Yes what standard indeed. So as I understand the fields of epistemology that you provided, rationalism, empiricism, etc - they all provide narrower, specific standards for what constitutes knowledge as opposed to something as broad as JTB.
Correct me if I’m wrong? If not, please note that I am in turn (at least beginning, or attempting) on providing a standard for knowledge as broad as JTB. As such, I don’t see any other broad standards other than JTB. As my response, it seems there needs to be a broad standard to replace JTB. Please note that I never said there wasn’t standards in epistemology, but I don’t know of any that address knowledge in the manner that JTB does and that includes rationalism, foundationlism, and empiricism. Please correct me if I am wrong there.

In any case, I am not asking for your to summarize the entire field of epistemology, unless there is only the entire field of epistemology to rely on in determining a standard for knowledge. Is that what you are implying? Because I am looking for a more simplistic and think I have and can provide a more simplistic nature of knowledge - that rivals the simplicity of Plato’s JTB however with more efficacy. Of course, I don’t mine is so simple, but I think mine would be broader, yet simple enough compared to the entire field of epistemology.

Gettier showed that JTB is not sufficient for knowledge yes, but in turn Getter showed that some JTB is knowledge, correct? Certainly not all.

Now you state an attitude of certainty is not what makes belief a component of knowledge, well then I ask, what does? I agree that a proposition that we think is true can be a belief unless it can be justified as knowledge. The standard of justification however - I have yet to lay out. But nor did Plato really. There are justifications in rationalism, empiricism, but they don’t encompass knowledge in general. The encompasses how to know specific things, not everything that is knowable.

I would think my standards do fit in the field of epistemology - except for those standards take into account JTB and as such knoweldge as a belief. I understand the knowledge not always being true seems to be a belief - however it does come down to what the word knowledge means then in that case. Is it knowledge is “familiarity, awareness or understanding of someone or something, such as facts, information, descriptions, or skills, which is acquired through experience or education by perceiving, discovering, or learning.” or is it knowledge that is “familiarity, awareness or understanding of someone or something, such as facts, information, descriptions, or skills, which is acquired through experience or education by perceiving, discovering, or learning that are true”.

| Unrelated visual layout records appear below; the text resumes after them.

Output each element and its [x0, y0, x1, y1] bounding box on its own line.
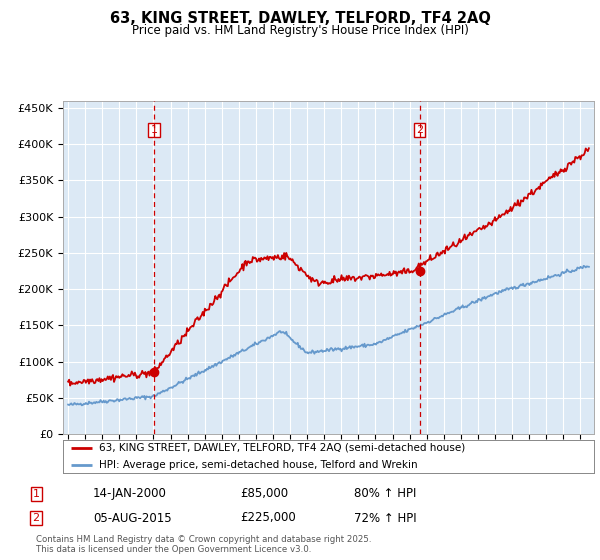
Text: 2: 2 — [32, 513, 40, 523]
Text: 1: 1 — [151, 125, 158, 135]
Text: Contains HM Land Registry data © Crown copyright and database right 2025.
This d: Contains HM Land Registry data © Crown c… — [36, 535, 371, 554]
Text: £85,000: £85,000 — [240, 487, 288, 501]
Text: 14-JAN-2000: 14-JAN-2000 — [93, 487, 167, 501]
Text: 1: 1 — [32, 489, 40, 499]
Text: Price paid vs. HM Land Registry's House Price Index (HPI): Price paid vs. HM Land Registry's House … — [131, 24, 469, 36]
Text: 80% ↑ HPI: 80% ↑ HPI — [354, 487, 416, 501]
Text: 05-AUG-2015: 05-AUG-2015 — [93, 511, 172, 525]
Text: £225,000: £225,000 — [240, 511, 296, 525]
Text: 63, KING STREET, DAWLEY, TELFORD, TF4 2AQ (semi-detached house): 63, KING STREET, DAWLEY, TELFORD, TF4 2A… — [99, 443, 466, 453]
Text: 72% ↑ HPI: 72% ↑ HPI — [354, 511, 416, 525]
Text: 63, KING STREET, DAWLEY, TELFORD, TF4 2AQ: 63, KING STREET, DAWLEY, TELFORD, TF4 2A… — [110, 11, 490, 26]
Text: 2: 2 — [416, 125, 423, 135]
Text: HPI: Average price, semi-detached house, Telford and Wrekin: HPI: Average price, semi-detached house,… — [99, 460, 418, 470]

Not the qualifier of true being the only difference, in which I added on my own, not from any source of what the definition of knowledge is. Being that it may be, justification based on reason, logic, understanding means a state of knowing is not a state of believing - it is a different state of mind. They are subtly different, but also very meaningfully different. That is my contention and I see no reason why it couldn’t be so aside from subjectively grouping knowledge as also a belief and missing out on this subtle difference in attitude of knowledge in our state of mind that is brought about by justification through reason, logic and understanding. Belief is not a calm state of mind, knowing is. There are differences that I contend qualify knowledge to be seen not as belief in any way shape or form, as alluded to earlier. This difference in belief and knowledge, I contend, doesn’t matter if knowledge is true or not. It is not the same state of mind~

Interesting, so relevant to what?

Very good then - so there is no real basis you claim other than a subjective definition?

I contend my framework is superior in that it notes a difference that leads to a more coherent state of mind for all.